PEDIATRIC CODE STANDARDIZATION
The team performed a needs assessment that included where pediatric
patients are currently cared for and where they are anticipated to
be cared for in the future. Four key areas were identified: personnel,
equipment, education/training, and policies.
Appropriate equipment and medications were provided to those areas
to ensure efficient access in the event they are needed.
The pharmacy developed an updated pediatric dosing sheet, which
was placed in the infant resuscitation drug kit (IRDK) and the new
Broselow bags/carts. This was color-coded to meet standardization
with Broselow bags/carts.
The Value of a ‘Near Miss’: Pediatric Code Redesign
In 2017, a Pediatric Code activation occurred in the ultrasound area of
UAB Hospital. Although the patient ultimately required no treatment,
process failures were noted when the incorrect emergency response
team arrived and delays in pediatric supplies occurred. In truth,
a Pediatric Code is a rare event at UAB, with only five activations
between 2011 and 2016. The near miss was referred to the Patient
Safety department for review, and the Patient Safety Committee
chartered a team to be formed to review the process. The team had
interprofessional representation that included experts in pediatric
care, neonatal care, the Emergency Department, the UAB pharmacy,
Materials Management, the Office of Interprofessional Simulation, the
UAB Call Center, the Department of Quality and Patient Safety, and
members of UAB’s emergency response team. This team had a goal
of formalizing/standardizing procedures for Pediatric Codes, to make
sure equipment was available where needed, to train staff, and to
standardize policies.
Policies were comprehensively reviewed, and revisions were made with
input from the Resuscitation Committee and the Neonatal Team. There
was standardization of equipment naming and contents, location of
equipment, and response teams in six different policies.

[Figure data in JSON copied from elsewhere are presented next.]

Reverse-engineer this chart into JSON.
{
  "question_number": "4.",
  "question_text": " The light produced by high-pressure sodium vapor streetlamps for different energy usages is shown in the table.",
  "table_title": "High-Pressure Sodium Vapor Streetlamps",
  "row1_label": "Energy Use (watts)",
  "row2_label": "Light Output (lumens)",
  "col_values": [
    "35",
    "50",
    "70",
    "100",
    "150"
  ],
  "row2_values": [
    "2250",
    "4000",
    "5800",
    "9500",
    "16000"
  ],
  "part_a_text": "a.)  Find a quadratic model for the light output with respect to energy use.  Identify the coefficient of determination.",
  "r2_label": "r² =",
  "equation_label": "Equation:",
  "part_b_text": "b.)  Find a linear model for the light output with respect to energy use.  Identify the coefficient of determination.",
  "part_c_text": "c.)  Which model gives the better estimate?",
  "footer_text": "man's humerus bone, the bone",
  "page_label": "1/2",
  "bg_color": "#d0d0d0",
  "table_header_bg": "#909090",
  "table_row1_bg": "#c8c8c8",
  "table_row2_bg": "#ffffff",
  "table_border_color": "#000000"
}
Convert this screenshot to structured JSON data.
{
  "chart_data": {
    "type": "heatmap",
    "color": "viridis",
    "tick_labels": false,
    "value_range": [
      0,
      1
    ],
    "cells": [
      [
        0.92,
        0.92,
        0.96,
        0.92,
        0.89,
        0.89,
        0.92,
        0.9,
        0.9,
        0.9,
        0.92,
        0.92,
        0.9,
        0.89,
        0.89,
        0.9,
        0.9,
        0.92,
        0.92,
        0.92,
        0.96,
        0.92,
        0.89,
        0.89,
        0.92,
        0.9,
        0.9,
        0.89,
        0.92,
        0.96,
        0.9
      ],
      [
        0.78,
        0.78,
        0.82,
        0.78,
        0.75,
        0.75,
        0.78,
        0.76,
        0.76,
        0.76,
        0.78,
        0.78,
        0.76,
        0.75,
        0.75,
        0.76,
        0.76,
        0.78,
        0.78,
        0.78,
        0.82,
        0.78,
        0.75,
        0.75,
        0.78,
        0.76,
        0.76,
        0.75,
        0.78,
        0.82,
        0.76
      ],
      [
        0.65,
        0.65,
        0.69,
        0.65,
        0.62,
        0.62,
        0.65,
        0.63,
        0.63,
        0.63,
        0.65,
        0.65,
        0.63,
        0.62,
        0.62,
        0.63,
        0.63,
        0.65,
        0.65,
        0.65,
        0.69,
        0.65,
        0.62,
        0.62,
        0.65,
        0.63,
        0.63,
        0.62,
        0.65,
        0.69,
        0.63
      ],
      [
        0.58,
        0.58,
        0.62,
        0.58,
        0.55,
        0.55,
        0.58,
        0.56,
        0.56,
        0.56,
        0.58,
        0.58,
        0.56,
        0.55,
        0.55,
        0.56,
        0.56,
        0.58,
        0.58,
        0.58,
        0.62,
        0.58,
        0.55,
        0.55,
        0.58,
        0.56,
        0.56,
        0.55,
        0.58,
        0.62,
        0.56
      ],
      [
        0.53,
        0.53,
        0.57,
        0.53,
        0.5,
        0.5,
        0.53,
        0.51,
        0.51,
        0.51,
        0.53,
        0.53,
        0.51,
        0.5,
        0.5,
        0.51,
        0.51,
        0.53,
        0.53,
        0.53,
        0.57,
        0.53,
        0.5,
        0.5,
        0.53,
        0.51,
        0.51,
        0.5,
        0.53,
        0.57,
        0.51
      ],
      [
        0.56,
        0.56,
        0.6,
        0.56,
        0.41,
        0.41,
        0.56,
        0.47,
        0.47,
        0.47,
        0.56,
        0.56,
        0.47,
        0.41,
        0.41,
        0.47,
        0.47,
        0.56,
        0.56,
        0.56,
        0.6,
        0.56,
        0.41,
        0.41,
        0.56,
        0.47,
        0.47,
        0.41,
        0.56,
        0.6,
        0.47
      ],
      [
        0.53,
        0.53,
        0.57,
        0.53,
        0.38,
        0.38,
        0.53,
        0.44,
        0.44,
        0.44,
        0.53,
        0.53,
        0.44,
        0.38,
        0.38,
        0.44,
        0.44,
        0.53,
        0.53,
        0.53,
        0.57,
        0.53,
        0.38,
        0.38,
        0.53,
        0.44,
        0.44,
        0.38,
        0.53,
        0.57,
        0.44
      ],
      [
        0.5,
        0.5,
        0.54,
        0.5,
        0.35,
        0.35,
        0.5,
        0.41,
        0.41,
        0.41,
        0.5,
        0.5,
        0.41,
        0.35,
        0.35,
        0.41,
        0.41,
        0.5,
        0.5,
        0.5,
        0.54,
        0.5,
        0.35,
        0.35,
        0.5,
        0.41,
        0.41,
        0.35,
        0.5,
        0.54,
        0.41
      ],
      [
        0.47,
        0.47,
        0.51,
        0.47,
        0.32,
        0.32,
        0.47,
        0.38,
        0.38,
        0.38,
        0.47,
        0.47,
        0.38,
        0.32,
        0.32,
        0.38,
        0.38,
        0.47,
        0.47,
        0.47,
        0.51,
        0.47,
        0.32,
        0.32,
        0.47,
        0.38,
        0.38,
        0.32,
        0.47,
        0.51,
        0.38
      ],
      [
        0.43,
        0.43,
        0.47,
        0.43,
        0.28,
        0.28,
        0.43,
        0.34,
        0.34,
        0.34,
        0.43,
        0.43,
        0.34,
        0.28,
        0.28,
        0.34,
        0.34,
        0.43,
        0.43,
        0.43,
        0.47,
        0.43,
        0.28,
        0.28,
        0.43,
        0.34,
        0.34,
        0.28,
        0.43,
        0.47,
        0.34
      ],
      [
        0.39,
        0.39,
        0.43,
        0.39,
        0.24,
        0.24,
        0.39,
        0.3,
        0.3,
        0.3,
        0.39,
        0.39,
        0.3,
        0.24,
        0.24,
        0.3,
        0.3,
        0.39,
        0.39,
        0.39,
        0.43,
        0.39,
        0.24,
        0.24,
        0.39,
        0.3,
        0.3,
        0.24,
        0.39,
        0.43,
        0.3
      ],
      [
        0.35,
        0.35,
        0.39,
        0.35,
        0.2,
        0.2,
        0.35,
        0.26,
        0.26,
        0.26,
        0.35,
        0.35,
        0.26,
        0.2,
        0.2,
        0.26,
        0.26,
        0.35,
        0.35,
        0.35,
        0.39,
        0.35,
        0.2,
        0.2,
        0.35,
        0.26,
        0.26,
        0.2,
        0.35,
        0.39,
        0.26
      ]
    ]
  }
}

The Office of Interprofessional Simulation conducted in-situ simulation
codes, identified gaps in the process, and corrected these through
education. Follow-up simulation demonstrated significant improvements
in personnel response and equipment availability.
Targeted education was performed for the MET Team, the pharmacy,
the neonatal and pediatric emergency response teams, and the
Emergency Department. Targeted education to specific units with
new/additional equipment was performed, and refresher education on
calling a Pediatric Code was done for all staff.